One of the scouts slapped his thigh. “I believe,” said he, “that they are going to show themselves to Boston and New York!”

That was at nine o’clock in the morning. At noon the crowds in the two cities were startled by a distant roar that grew, almost before they had first heard it, into a thundering that shook the air. They stared upward and beheld the first squadron of armed flying machines that America ever had seen.

IV
THE COAST DEFENSES FALL

Armored, with the bright colors of the enemy on their under-bodies, the aeroplanes from the enemy fleet flew low. What few anti-aircraft guns the United States possessed were with the army. Around the peaceful American cities were no encircling fortifications, no batteries, no military works that might conceal marksmen. The air-men knew that there was nothing to fear.

They skimmed close to the State House on Boston’s Beacon Hill. They flew over the tall municipal building of New York and dipped toward the City Hall. They appeared over Providence and Fall River, over Brockton, over Bridgeport and New Haven. They passed over every one of the factory-cities of New Jersey that crowd to be near New York’s harbor.

Where they appeared it was as if they bore some instant charm to turn the world to stone.

All the city noises stopped, dead. All motion stopped.
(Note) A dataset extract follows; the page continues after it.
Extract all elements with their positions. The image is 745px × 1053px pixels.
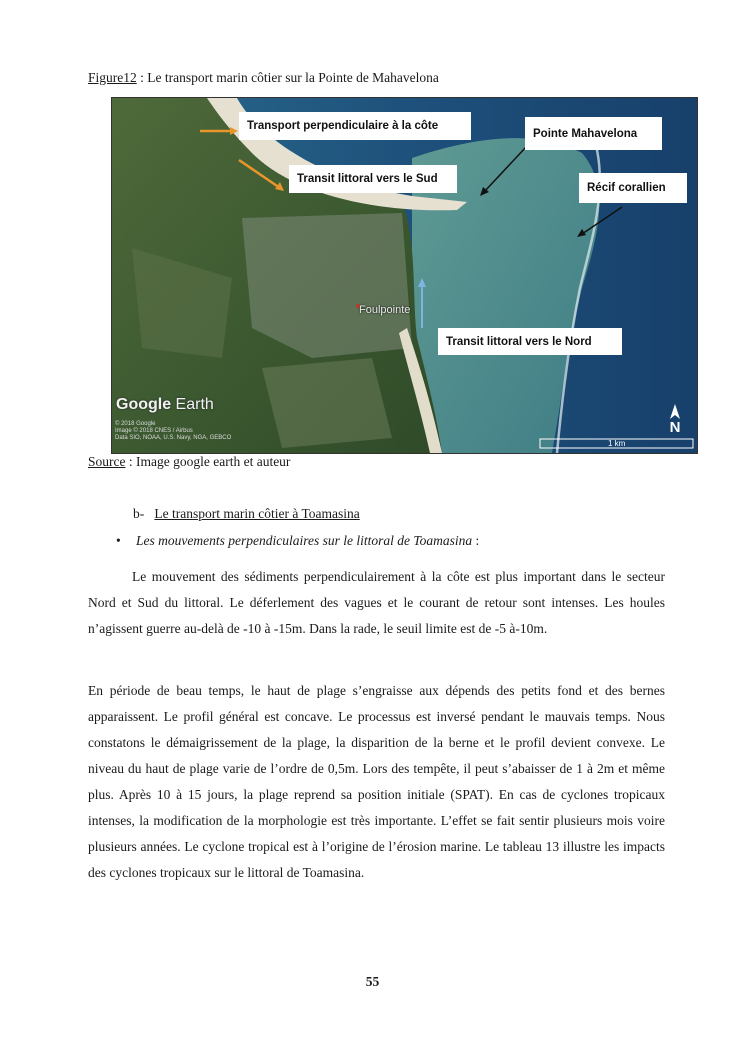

Wheels stopped turning and feet stopped moving and every white face was turned upward. For that long moment of dumb fear, men saw nothing except the wide-winged bodies. They heard nothing except the yelping and droning of the hundred-horse-power motors over them.

Then they fled. Motor-men and drivers bent low, and yelled, and sent their vehicles ahead blindly. The crowds rushed every door-way. They fought for the protection of narrow cornices as if they were bomb-proofs. They squeezed themselves close to the sides of buildings, and clung to smooth iron and granite, and stared upward, waiting for bombs.